Cambridge nuclear engineer casts doubt on whether Hinkley Point EPR nuclear plant can be constructed

‘The EPR is safe, very safe’ said Tony Roulstone at a lecture in Oxford on Tuesday 21st October. But the complexity of the design means it is extraordinarily difficult to build. This type of reactor is, he said, perhaps in an unguarded moment, ‘unconstructable’. Roulstone, who runs the Master’s programme in nuclear engineering in Cambridge, described the proposed EPR nuclear power station at Hinkley Point as similar in concept to ‘a cathedral within a cathedral’ which would stretch the ability of any business to build it. With two sets of 6 metre thick concrete walls towering 70 metres above Somerset, the building would survive a direct hit from an airliner but at a very high price in terms of construction timetable and cost.

He went on to say that Areva, the French company that owns the EPR design, is no longer actively selling power stations of this type. In those countries still looking to expand nuclear power, such as Saudi Arabia, China and Turkey, Areva is now pushing an alternative reactor. In China, where several EPRs are currently being constructed, the authorities have indicated that they will not use the design for future power plants. In other words, the Hinkley Point design is already regarded as a failure by those with most knowledge of it. In Finland and in Normandy, where the EPR is already under construction, delays of several years and enormous cost overruns are crippling the projects.

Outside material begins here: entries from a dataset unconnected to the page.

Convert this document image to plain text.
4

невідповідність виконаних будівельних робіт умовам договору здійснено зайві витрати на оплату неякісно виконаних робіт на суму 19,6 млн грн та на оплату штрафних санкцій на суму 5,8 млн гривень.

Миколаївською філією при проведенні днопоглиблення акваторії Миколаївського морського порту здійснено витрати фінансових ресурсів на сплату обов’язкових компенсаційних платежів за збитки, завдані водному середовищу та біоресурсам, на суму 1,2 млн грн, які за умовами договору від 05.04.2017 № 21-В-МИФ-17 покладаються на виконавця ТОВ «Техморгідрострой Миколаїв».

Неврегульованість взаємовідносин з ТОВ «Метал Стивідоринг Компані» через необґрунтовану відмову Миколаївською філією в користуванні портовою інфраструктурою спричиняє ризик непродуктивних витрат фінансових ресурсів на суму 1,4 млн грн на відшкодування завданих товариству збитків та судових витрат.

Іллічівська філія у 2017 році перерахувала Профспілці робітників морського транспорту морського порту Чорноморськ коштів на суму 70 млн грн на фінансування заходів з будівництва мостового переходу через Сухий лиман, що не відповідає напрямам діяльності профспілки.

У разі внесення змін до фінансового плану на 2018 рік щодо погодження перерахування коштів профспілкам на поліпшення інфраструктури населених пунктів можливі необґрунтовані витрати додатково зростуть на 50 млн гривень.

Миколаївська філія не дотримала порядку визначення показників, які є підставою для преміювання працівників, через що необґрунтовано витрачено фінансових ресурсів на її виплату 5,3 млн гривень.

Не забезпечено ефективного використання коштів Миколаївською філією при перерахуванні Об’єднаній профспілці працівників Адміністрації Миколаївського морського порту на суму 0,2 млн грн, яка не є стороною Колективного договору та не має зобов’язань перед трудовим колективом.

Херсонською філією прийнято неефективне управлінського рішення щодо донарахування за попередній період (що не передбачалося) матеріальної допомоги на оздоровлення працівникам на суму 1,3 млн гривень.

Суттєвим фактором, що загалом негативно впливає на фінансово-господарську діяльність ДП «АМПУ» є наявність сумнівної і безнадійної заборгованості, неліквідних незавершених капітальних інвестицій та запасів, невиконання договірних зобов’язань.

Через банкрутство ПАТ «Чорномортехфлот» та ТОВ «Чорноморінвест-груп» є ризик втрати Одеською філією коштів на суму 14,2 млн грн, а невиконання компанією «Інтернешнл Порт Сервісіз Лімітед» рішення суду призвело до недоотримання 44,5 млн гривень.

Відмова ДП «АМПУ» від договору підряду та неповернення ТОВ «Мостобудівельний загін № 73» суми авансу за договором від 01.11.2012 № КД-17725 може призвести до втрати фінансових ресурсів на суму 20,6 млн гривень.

The latest estimates for the cost of Hinkley Point are still rising. The EU recently indicated it thought the total bill might be higher than £24bn, although EdF, the site owner, still says that its figure is about £16bn. Using the lower number, the cost per kilowatt of capacity is almost £5,000. Gas-fired power stations could be built for about an eighth of this price.

EdF, the most experienced operator of nuclear power stations in the world, is expecting to pay about four times as much for Hinkley Point as it did for the last nuclear power stations to be constructed in France fifteen years ago. But larger nuclear plants were supposed to be cheaper to build per unit of generating capacity. This theory, said Roulstone, underlies the political decision to support the EPR in the UK over the course of the last ten years. Actually, he went on to say, unlike any other energy technology in the world, global power station builders are seeing very little benefit from constructing larger nuclear power stations. And, crucially, the cost reductions derived from building multiple power stations of a single type (the so-called ‘learning’ effect) are turning out to be small or non-existent.

Roulstone mused on why this might be. He said that learning effects are usually observed for goods made in factories. The fact that nuclear power stations are almost entirely constructed on individual sites meant that the expertise gathered in one place are not transferred to the next construction project. Recent experience, such as at the Finnish EPR construction site, shows that management is particularly difficult when large bands of workers, sometimes speaking different languages, try to work productively together in a relatively small and cramped area. The workforce is unused to the extremely demanding construction quality requirements imposed by the safety engineers.

Interestingly, he spoke of building nuclear stations, the largest civil engineering projects in the world as requiring ‘craft’ skills that are usually associated with tiny factories. And craft learning is extremely difficult to transfer from place. The Chinese are trying to encourage this by transferring workforces from one finished nuclear power station to the next construction project. I suspect this would be much more difficult in the UK.

Much of Tony Roulstone’s lecture was about other types of reactor which thought deserved much greater investigation. Small reactors have been opposed, he suggested, because they contravene the standard wisdom that bigger is always better in nuclear. But a much larger percentage of the plant can be constructed in factories away from the site and therefore might be able to capture the benefits of much greater ‘learning’ effects. He showed that for relatively small amounts of money – at least by comparison to the big nuclear programme - the UK and other countries could see if cost reductions in small reactors, possibly using thorium, could be attained that might match or beat the price of EPRs or other giant reactors.

This is unlikely to happen. Roulstone said the central assumption of the UK government now appears to be that the country will build about 16 gigawatts of large nuclear plants (providing about 25% of UK electricity) at a cost of around £100bn. EdF will bring in Chinese investors to help finance its share of this expenditure. Chinese companies will then get much of the business constructing other plants that will built after EdF’s EPRs at Hinkley and Sizewell. And, he concludes, future plants may be constructed using alternative technologies, including variations of the Westinghouse AP1000. By their actions, Tony Roulstone wrote to me in an email this morning, Chinese companies ‘appear to have rejected EPR as a staple of their future build programme’.

Most scenarios, though not all, show the UK needing a large nuclear programme to meet its power and decarbonisation needs. But by focussing on the increasingly unpopular EPR design, the country may have saddled itself with an unmanageable and hugely expensive construction project that will sour the prospects of all other nuclear technologies for another generation. Perhaps those of us who still believe in the value of nuclear power should pray that sceptical investors refuse to commit their funds to the Hinkley project.